L'indifférence peut naître de trois sources, la nature, la raison et la foi ; et l'on peut la diviser en indifférence naturelle, indifférence philosophique, et indifférence religieuse.

L'indifférence naturelle est l'effet d'un tempérament froid. Avec des organes grossiers, un sang épais, une imagination lourde, on ne veille pas ; on sommeille au milieu des êtres de la nature ; on n'en reçoit que des impressions languissantes ; on reste indifférent et stupide. Cependant l'indifférence philosophique n'a peut-être pas d'autre base que l'indifférence naturelle.

Si l'homme examine attentivement sa nature et celle des objets ; s'il revient sur le passé, et qu'il n'espère pas mieux de l'avenir, il voit que le bonheur est un fantôme. Il se refroidit dans la poursuite de ses désirs ; il se dit, nil admirari prope res est una, Numici, solaque, quae possit facère et servare beatum ; Numicius, il n'y a de vrai bien que le repos de l'indifférence.

L'indifférence philosophique a trois objets principaux, la gloire, la fortune et la vie. Que celui qui prétend à cette indifférence s'examine, et qu'il se juge. Craint-il d'être ignoré ? d'être indigent ? de mourir ? Il se croit libre, mais il est esclave. Les grands fantômes le séduisent encore.

L'indifférence philosophique ne diffère de l'indifférence religieuse que par le motif.
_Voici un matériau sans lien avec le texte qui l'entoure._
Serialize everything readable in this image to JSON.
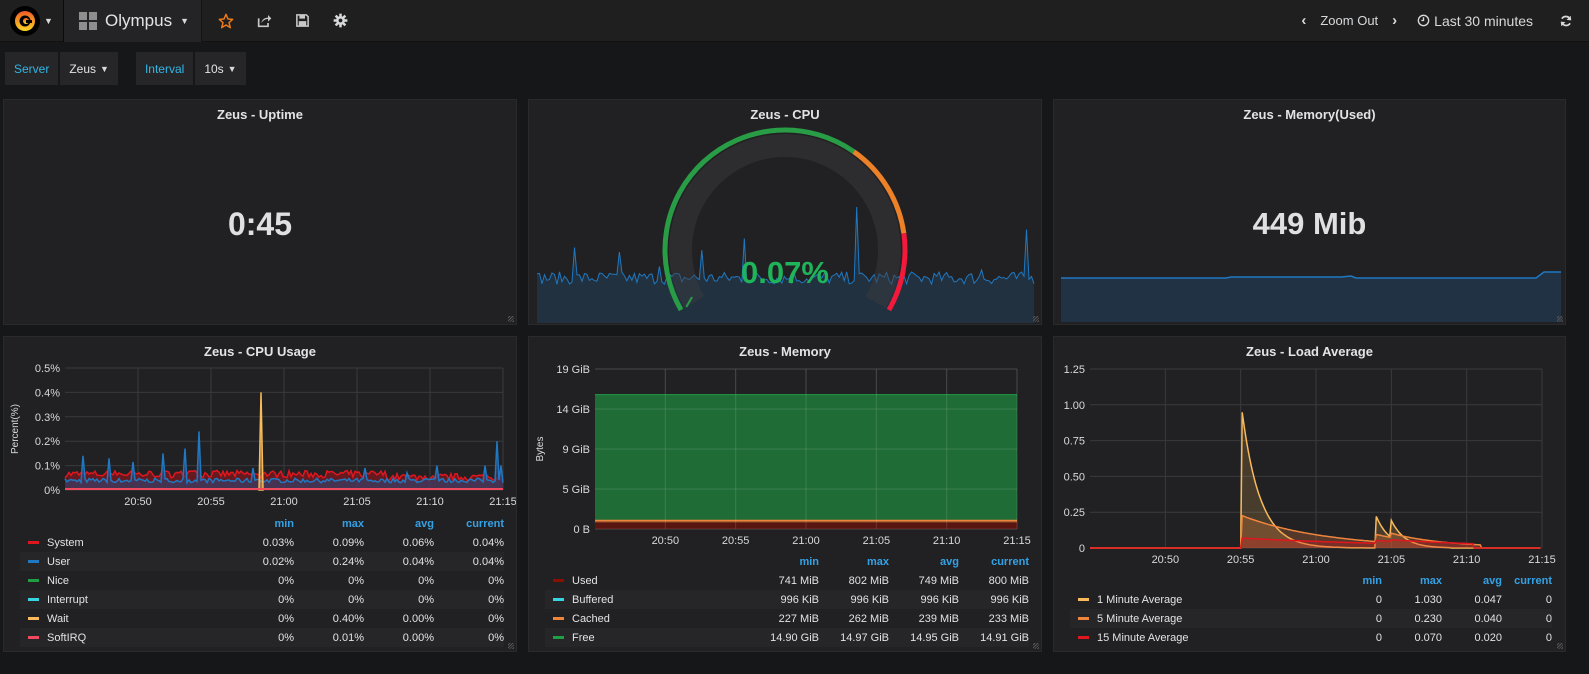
{
  "navbar": {
    "dashboard_title": "Olympus",
    "zoom_out": "Zoom Out",
    "time_range": "Last 30 minutes",
    "icons": [
      "grafana-logo-icon",
      "dashboard-grid-icon",
      "star-icon",
      "share-icon",
      "save-icon",
      "gear-icon",
      "chevron-left-icon",
      "chevron-right-icon",
      "clock-icon",
      "refresh-icon"
    ]
  },
  "variables": {
    "server_label": "Server",
    "server_value": "Zeus",
    "interval_label": "Interval",
    "interval_value": "10s"
  },
  "panels": {
    "uptime": {
      "title": "Zeus - Uptime",
      "value": "0:45"
    },
    "cpu_gauge": {
      "title": "Zeus - CPU",
      "value": "0.07%",
      "value_color": "#1fb35a",
      "thresholds": [
        "#299c46",
        "#ed8128",
        "#f2193b"
      ],
      "gauge_fraction": 0.0007
    },
    "memory_used": {
      "title": "Zeus - Memory(Used)",
      "value": "449 Mib"
    },
    "cpu_usage": {
      "title": "Zeus - CPU Usage"
    },
    "memory": {
      "title": "Zeus - Memory"
    },
    "load_average": {
      "title": "Zeus - Load Average"
    }
  },
  "legend_headers": [
    "min",
    "max",
    "avg",
    "current"
  ],
  "chart_data": [
    {
      "id": "cpu_usage",
      "type": "area",
      "title": "Zeus - CPU Usage",
      "ylabel": "Percent(%)",
      "ylim": [
        0,
        0.5
      ],
      "yticks": [
        "0%",
        "0.1%",
        "0.2%",
        "0.3%",
        "0.4%",
        "0.5%"
      ],
      "xticks": [
        "20:50",
        "20:55",
        "21:00",
        "21:05",
        "21:10",
        "21:15"
      ],
      "grid": true,
      "series": [
        {
          "name": "System",
          "color": "#e0161e",
          "min": "0.03%",
          "max": "0.09%",
          "avg": "0.06%",
          "current": "0.04%"
        },
        {
          "name": "User",
          "color": "#1f78c1",
          "min": "0.02%",
          "max": "0.24%",
          "avg": "0.04%",
          "current": "0.04%"
        },
        {
          "name": "Nice",
          "color": "#1f9e44",
          "min": "0%",
          "max": "0%",
          "avg": "0%",
          "current": "0%"
        },
        {
          "name": "Interrupt",
          "color": "#37d4e3",
          "min": "0%",
          "max": "0%",
          "avg": "0%",
          "current": "0%"
        },
        {
          "name": "Wait",
          "color": "#f9ba5a",
          "min": "0%",
          "max": "0.40%",
          "avg": "0.00%",
          "current": "0%"
        },
        {
          "name": "SoftIRQ",
          "color": "#f2495c",
          "min": "0%",
          "max": "0.01%",
          "avg": "0.00%",
          "current": "0%"
        }
      ]
    },
    {
      "id": "memory",
      "type": "area",
      "title": "Zeus - Memory",
      "ylabel": "Bytes",
      "ylim": [
        0,
        19
      ],
      "yticks": [
        "0 B",
        "5 GiB",
        "9 GiB",
        "14 GiB",
        "19 GiB"
      ],
      "xticks": [
        "20:50",
        "20:55",
        "21:00",
        "21:05",
        "21:10",
        "21:15"
      ],
      "grid": true,
      "series": [
        {
          "name": "Used",
          "color": "#890f02",
          "min": "741 MiB",
          "max": "802 MiB",
          "avg": "749 MiB",
          "current": "800 MiB"
        },
        {
          "name": "Buffered",
          "color": "#37d4e3",
          "min": "996 KiB",
          "max": "996 KiB",
          "avg": "996 KiB",
          "current": "996 KiB"
        },
        {
          "name": "Cached",
          "color": "#ef843c",
          "min": "227 MiB",
          "max": "262 MiB",
          "avg": "239 MiB",
          "current": "233 MiB"
        },
        {
          "name": "Free",
          "color": "#1f9e44",
          "min": "14.90 GiB",
          "max": "14.97 GiB",
          "avg": "14.95 GiB",
          "current": "14.91 GiB"
        }
      ]
    },
    {
      "id": "load_average",
      "type": "line",
      "title": "Zeus - Load Average",
      "ylabel": "",
      "ylim": [
        0,
        1.25
      ],
      "yticks": [
        "0",
        "0.25",
        "0.50",
        "0.75",
        "1.00",
        "1.25"
      ],
      "xticks": [
        "20:50",
        "20:55",
        "21:00",
        "21:05",
        "21:10",
        "21:15"
      ],
      "grid": true,
      "series": [
        {
          "name": "1 Minute Average",
          "color": "#f9ba5a",
          "min": "0",
          "max": "1.030",
          "avg": "0.047",
          "current": "0"
        },
        {
          "name": "5 Minute Average",
          "color": "#ef843c",
          "min": "0",
          "max": "0.230",
          "avg": "0.040",
          "current": "0"
        },
        {
          "name": "15 Minute Average",
          "color": "#e0161e",
          "min": "0",
          "max": "0.070",
          "avg": "0.020",
          "current": "0"
        }
      ]
    }
  ]
}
Le philosophe est indifférent sur les objets de la vie, parce qu'il les méprise ; l'homme religieux, parce qu'il attend de son petit sacrifice une récompense infinie.

Si l'indifférence naturelle, réfléchie, ou religieuse est excessive, elle relâche les liens les plus sacrés. On n'est plus ni père attentif, ni mère tendre, ni ami, ni amant, ni époux. On est indifférent à tout. On n'est rien, ou l'on est une pierre.